Les établissements scolaires des lieux à préserver quoi qu’il advienne. 

Pour toutes ces raisons, c’est le cœur même de notre capacité à vivre ensemble que le fanatisme islamique a pris pour cible. Il n’y a donc pas d’autre ligne à suivre que celle de l’intransigeance. Pas d’autre voie que celle de l’unité républicaine face à la tragédie. 

  • L’École participe à rendre les citoyens plus égaux.
  • Elle les dote de savoirs, de connaissances et de culture. D’une culture commune.
  • Elle abat l’isolement, elle refrène les égoïsmes.
  • Elle relie. Se faisant, elle crée les conditions du partage, de l’échange et de la solidarité de tous les membres de notre société.
  • Elle contribue à faire de nous des égaux, des personnes libres, des êtres de fraternité. 

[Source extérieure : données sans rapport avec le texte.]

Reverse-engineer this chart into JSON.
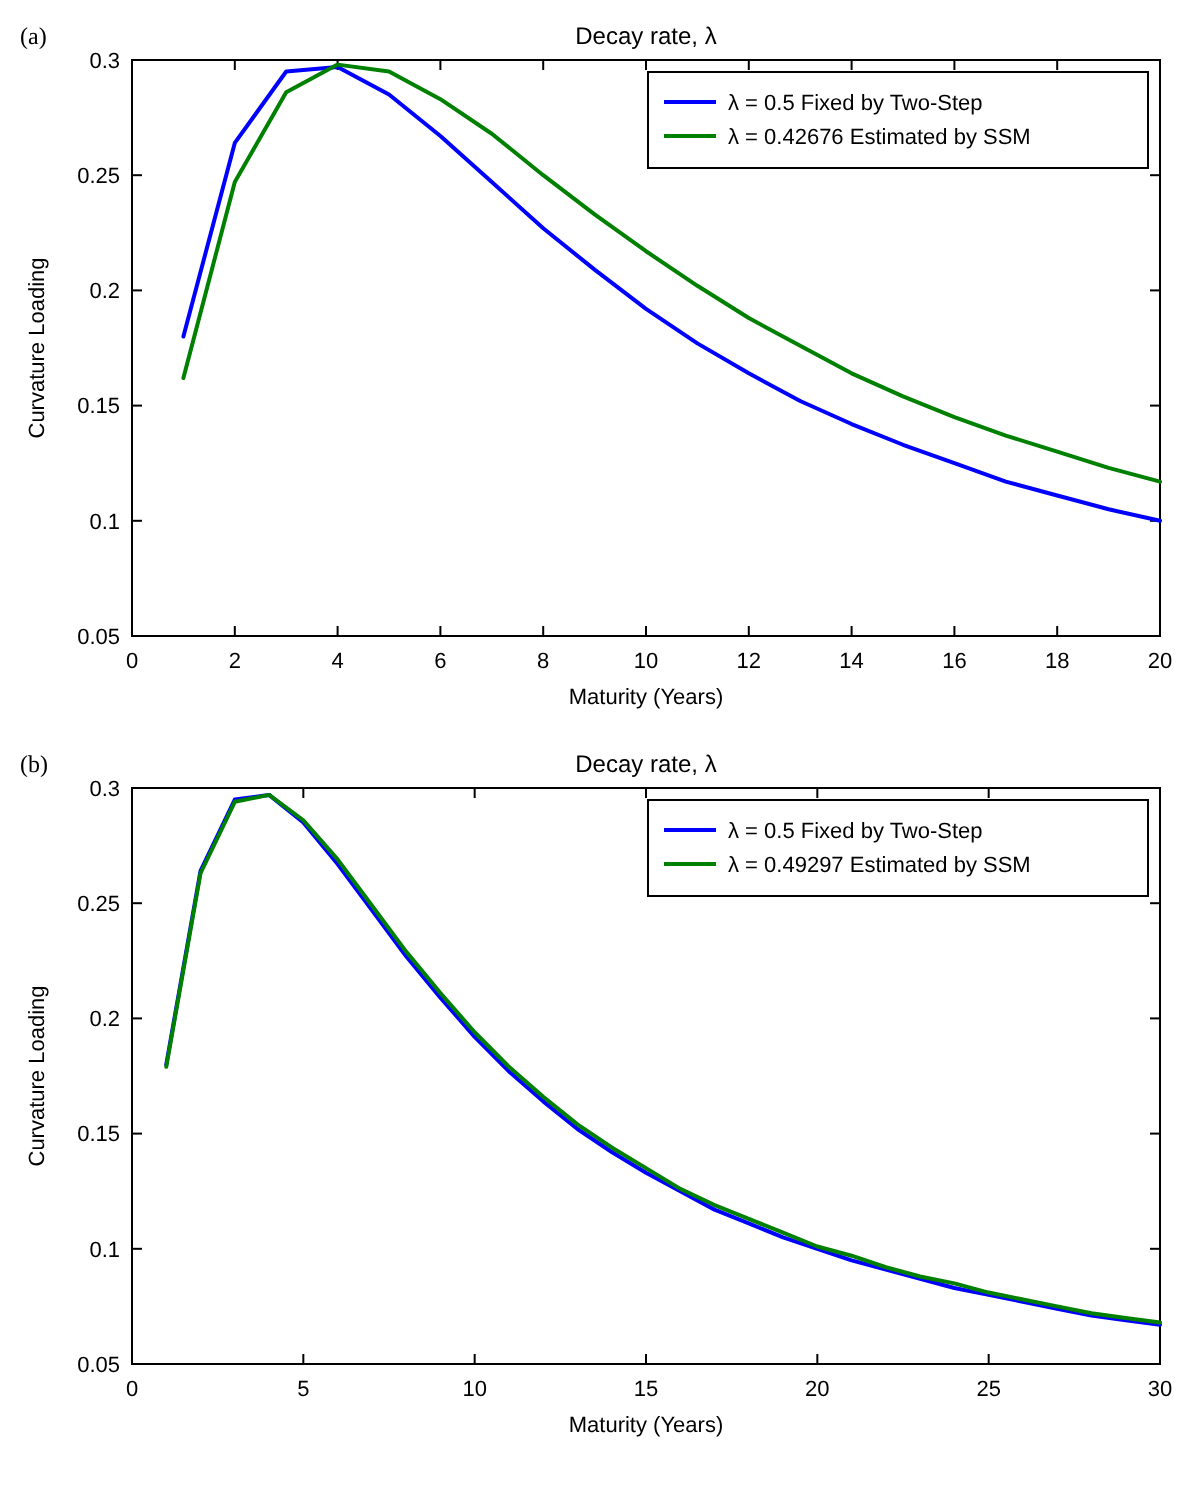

La République n’a à céder, ni à plier, ni à reculer, ni à se montrer complaisante devant aucune pression, devant aucune forme d’intimidation.

La République est une, elle est indivisible. Il n’y aura ni division, ni séparation, ni différence de traitement, ni cloisonnement à l’intérieur de notre République. 

Samuel PATY est mort dans l’exercice effectif de son métier. Il était un agent de l’État. Il était un agent de la fonction publique qui a rempli, dans le cadre de l’Éducation Nationale, sa mission d’instruire, d’émanciper, d’éveiller à l’esprit critique. 

Rendons Hommage à Samuel PATY, ce Hussard de la République, mort d’avoir voulu être libre de penser…".